If you carefully scan photos taken in the Indy 500 winner's circle in the early 2000s, you can catch glimpses of a little Austin Cindric running around. He famously nearly knocked over the Borg-Warner Trophy during a Helio Castroneves photo session at Indy's yard of bricks.

But not only was he not escorted into a top-shelf ride by his father, dad tried to talk him out of racing at all.

"I always told him that there was never going to be a parachute from mom and dad," Tim Cindric said Sunday night. "He was probably 10 years old and racing really wasn't the road I wanted him to take. I told him when he was in high school that we'd been able to help him up to then, but he was going to have to go to college or if he went racing, he'd have to find his own way in racing."

Roger Penske, the 18-time Indy 500-winning and now three-time Daytona 500-winning team owner, confirmed that story as fact. But he also recalled seeing kid Austin playing with race cars in his bedroom back home in Ohio. And he remembered when preteen Austin earned his first win in the Bandolero Series. Penske and longtime right-hand man Walt Czarnecki weren't there for that first win, but they showed up the next week, and Austin won again.

"I have known him his whole life and seen him grow up. He's family," said Penske, who also celebrated his 85th birthday on Sunday. "But I think that anyone who knows me also knows that I'm not in the business of just putting people in race cars because I know them or I am close to them. They have to perform -- plain and simple. He has performed. If we didn't put him in one of our cars, someone else would have done it."

"He has been the most influential person in my life outside of my parents, and that's not about racing," Austin Cindric said of the boss, whom he quickly said was not just that, his boss. "It's how he treats other people. It's how he treats his family. I learn from him all the time. To earn his trust to drive his cars, it's the greatest compliment I could ever have."

Cindric raced sports cars. He won a Truck Series race in 2017. Then he got a shot in the Xfinity Series ride, and he wasn't great: "If you had come to me in 2018 after I spun out in front of the entire Xfinity field [at Watkins Glen] and said, 'Hey, one day you'll win the Daytona 500!' I would have said, bulls---."

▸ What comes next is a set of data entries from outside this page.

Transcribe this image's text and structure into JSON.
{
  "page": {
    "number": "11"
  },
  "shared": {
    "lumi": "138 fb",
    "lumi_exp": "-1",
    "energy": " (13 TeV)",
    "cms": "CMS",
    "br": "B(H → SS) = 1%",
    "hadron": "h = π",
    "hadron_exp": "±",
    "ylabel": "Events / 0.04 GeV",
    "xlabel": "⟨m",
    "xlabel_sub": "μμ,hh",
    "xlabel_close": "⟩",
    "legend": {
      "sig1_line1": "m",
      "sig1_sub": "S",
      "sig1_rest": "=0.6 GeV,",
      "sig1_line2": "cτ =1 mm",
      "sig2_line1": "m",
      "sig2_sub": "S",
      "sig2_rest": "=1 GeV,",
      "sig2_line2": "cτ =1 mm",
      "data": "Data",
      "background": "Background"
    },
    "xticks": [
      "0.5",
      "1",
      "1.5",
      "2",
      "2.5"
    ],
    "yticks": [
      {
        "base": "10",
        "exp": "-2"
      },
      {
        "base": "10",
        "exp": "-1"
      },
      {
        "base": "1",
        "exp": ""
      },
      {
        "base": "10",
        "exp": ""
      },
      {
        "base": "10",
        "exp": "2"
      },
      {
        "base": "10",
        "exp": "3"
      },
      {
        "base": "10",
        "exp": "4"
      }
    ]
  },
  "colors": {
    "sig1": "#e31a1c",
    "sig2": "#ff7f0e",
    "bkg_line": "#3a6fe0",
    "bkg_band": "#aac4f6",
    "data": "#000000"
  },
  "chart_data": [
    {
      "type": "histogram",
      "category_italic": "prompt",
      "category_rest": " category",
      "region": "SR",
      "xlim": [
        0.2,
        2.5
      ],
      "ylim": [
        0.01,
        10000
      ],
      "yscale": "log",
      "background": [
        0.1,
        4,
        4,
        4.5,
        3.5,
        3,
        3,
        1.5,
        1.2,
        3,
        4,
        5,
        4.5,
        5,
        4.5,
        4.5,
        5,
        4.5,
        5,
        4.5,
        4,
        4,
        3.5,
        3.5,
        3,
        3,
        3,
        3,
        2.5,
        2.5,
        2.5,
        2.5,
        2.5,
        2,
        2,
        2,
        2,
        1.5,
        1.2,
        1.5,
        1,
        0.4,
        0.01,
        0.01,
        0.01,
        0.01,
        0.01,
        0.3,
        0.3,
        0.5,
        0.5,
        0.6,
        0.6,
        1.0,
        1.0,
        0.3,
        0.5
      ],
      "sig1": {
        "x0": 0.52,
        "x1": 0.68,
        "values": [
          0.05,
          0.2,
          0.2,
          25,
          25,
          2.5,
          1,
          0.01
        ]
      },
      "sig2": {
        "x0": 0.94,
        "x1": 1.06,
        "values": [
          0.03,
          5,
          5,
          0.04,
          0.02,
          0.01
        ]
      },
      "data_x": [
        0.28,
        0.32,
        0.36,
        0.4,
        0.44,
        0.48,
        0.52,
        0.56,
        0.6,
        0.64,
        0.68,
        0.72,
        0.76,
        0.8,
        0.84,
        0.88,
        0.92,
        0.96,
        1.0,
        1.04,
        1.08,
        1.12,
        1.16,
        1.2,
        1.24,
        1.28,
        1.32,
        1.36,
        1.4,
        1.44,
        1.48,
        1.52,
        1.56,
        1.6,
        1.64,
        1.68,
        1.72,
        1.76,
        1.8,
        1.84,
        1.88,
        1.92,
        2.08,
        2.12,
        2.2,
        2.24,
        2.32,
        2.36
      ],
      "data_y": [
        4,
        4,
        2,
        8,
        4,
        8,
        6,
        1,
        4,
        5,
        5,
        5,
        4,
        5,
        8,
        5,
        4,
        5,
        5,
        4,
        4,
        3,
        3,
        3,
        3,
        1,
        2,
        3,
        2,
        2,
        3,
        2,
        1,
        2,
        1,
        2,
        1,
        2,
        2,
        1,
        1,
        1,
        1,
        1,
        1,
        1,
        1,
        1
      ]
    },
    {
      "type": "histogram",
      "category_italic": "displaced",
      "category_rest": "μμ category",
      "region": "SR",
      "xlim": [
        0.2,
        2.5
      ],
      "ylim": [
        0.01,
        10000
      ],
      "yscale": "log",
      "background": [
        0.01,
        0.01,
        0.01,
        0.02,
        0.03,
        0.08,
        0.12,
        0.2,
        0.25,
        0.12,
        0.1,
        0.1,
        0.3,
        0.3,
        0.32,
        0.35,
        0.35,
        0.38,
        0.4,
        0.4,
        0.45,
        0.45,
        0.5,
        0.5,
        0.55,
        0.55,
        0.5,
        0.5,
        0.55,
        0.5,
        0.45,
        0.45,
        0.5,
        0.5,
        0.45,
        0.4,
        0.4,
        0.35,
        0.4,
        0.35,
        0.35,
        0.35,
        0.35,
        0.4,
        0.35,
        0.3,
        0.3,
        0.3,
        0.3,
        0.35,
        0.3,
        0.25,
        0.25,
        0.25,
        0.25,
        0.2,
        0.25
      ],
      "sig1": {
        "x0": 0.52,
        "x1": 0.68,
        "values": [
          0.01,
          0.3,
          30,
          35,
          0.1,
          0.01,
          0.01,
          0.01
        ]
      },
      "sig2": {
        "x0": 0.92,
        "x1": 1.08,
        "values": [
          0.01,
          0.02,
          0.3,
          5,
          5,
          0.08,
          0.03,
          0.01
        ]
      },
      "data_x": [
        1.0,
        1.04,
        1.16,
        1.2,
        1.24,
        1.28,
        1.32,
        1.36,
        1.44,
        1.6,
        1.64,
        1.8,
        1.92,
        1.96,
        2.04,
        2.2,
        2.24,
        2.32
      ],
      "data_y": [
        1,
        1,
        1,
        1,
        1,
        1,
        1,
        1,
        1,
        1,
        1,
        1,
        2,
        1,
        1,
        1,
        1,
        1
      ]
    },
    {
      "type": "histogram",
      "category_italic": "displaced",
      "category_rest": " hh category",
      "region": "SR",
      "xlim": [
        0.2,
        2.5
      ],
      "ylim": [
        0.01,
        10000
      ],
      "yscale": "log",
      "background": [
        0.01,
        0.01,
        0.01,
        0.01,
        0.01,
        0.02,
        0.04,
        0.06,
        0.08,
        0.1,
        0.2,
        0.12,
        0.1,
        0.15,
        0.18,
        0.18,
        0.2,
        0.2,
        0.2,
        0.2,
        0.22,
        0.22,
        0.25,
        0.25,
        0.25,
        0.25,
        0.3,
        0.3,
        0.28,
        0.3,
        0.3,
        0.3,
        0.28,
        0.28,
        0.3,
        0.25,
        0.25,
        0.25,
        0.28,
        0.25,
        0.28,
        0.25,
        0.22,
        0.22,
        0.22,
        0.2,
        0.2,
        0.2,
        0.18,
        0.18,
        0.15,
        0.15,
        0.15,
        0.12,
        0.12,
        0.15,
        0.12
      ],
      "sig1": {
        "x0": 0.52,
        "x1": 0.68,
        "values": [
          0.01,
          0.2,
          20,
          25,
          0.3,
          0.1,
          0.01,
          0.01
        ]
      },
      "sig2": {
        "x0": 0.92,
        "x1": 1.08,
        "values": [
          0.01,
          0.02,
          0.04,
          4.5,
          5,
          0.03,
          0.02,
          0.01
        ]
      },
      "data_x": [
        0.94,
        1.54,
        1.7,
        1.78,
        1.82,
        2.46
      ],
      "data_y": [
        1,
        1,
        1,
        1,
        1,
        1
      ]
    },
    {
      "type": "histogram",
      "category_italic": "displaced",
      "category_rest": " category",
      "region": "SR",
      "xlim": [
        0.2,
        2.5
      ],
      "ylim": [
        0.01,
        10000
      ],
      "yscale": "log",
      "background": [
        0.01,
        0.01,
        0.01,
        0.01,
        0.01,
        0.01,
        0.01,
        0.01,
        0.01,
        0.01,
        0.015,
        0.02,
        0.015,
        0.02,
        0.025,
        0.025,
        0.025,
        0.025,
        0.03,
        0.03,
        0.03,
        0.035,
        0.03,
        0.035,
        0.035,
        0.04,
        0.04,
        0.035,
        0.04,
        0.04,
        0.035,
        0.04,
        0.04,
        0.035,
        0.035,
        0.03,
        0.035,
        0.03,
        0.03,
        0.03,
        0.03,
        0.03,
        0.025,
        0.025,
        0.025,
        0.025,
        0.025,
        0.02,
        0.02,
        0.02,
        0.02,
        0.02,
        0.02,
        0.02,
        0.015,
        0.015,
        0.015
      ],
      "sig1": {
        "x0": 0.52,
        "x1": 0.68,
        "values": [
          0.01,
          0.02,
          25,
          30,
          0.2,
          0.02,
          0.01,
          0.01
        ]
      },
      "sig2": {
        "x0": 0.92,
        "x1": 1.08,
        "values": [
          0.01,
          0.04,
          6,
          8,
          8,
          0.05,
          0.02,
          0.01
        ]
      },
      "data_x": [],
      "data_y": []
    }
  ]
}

It took him 54 tries to finally win a race. Then he won 12 times over the next 79 races. When Keselowski, who hired Cindric to drive for his Truck Series team, left Team Penske after the 2021 season to become a driver-owner with Roush Fenway Keselowski Racing, Penske decided to put Cindric in the legendary No. 2 Ford, made famous by Rusty Wallace, Kurt Busch and Keselowski.

Cindric is batting 1.000 in that car.

"Yes, he's had a lot of opportunities," Cindric's crew chief, Jeremy Bullins, explained Sunday night. "When he's gotten opportunities, he's taken advantage of it. He's won. He studies. He works so hard."

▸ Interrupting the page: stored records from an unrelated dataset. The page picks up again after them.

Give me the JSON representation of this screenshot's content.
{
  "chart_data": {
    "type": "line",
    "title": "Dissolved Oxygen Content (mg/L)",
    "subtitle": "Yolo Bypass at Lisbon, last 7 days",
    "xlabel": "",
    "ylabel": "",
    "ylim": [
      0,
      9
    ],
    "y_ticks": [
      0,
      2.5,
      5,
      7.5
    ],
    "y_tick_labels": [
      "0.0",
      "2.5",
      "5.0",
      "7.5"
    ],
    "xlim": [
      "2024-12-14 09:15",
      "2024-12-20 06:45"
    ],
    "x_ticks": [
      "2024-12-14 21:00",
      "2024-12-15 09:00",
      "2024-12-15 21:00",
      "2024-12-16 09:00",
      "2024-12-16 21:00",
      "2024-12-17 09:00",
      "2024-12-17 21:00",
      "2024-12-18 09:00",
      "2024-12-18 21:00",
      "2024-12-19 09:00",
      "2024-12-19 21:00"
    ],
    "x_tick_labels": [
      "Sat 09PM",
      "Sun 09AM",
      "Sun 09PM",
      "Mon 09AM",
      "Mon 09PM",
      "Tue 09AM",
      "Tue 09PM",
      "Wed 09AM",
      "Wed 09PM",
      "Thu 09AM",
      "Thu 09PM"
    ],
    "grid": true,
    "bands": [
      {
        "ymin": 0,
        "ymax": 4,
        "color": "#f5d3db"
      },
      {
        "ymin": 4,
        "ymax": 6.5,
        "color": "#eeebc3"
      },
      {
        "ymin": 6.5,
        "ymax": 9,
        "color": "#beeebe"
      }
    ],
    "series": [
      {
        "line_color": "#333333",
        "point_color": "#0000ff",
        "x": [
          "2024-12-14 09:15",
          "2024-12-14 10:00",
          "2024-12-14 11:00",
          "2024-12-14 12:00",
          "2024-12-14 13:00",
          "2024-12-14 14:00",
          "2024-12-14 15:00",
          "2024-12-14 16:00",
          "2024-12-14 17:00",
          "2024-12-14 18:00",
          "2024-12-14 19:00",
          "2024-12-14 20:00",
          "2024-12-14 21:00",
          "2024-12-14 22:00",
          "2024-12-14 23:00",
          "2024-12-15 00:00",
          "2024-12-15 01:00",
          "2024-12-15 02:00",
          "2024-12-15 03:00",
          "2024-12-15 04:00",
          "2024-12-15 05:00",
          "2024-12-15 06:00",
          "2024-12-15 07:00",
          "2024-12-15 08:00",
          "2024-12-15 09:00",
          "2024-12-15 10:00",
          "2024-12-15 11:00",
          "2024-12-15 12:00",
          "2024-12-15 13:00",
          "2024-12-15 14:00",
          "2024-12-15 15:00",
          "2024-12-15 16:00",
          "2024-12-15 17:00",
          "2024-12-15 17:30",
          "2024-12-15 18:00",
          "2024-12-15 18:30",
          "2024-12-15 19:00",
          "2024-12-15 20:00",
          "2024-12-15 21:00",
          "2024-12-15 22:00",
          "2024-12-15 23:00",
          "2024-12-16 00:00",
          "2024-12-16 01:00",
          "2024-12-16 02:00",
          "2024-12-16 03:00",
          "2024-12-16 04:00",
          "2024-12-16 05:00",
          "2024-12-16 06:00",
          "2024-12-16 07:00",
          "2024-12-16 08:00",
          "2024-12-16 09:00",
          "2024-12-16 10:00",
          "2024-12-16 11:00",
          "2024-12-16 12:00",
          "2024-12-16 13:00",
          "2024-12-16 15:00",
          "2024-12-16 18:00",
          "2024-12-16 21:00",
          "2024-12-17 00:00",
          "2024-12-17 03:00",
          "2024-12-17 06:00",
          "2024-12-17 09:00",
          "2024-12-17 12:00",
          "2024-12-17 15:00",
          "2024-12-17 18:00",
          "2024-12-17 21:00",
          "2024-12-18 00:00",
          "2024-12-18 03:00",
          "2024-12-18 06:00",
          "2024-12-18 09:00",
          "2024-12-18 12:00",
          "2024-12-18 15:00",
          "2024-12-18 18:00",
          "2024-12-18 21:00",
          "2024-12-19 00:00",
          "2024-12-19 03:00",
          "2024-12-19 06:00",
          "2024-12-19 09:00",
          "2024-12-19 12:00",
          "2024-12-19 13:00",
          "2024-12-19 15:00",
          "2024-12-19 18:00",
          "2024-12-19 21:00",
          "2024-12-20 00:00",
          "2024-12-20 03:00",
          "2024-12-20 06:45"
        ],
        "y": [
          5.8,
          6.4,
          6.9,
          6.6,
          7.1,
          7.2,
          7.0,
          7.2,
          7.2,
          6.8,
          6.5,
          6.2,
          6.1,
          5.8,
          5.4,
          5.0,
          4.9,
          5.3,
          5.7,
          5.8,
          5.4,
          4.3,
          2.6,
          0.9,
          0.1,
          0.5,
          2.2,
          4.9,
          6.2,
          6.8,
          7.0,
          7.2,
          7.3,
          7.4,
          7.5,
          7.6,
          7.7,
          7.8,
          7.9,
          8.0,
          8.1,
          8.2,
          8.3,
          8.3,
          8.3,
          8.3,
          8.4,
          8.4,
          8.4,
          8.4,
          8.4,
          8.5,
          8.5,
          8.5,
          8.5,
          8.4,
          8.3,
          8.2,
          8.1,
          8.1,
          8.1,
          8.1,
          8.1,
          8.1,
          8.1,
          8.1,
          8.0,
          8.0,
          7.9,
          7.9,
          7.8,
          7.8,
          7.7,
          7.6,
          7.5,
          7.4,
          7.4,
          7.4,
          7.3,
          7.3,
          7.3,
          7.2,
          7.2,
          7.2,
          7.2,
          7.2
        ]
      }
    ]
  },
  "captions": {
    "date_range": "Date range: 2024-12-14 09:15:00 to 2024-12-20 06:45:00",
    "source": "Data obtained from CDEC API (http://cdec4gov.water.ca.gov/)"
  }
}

It brings to mind a great quote of many years ago from Richard Petty, who got his first Cup Series ride via his NASCAR Hall of Fame father, Lee, and then went on to put his own son and grandson in cars raced under the family banner: "That race car couldn't care less what your last name is or who your daddy is. You can either drive it or you can't."

Austin Cindric can drive it. Those who closely follow motorsports or make their living in motorsports, they already knew that. So did Roger Penske. Now, the whole world knows it.

"I'm not an externally motivated person or externally intimidated person," Cindric said Sunday night when asked about those who have whispered about advancement coming because of his last name. "My head's in the game pretty much 24/7. I don't think about anything else but racing. I don't have much of a social life. I just go the race shop ... if there's anything left to prove, I'm not sure what it is."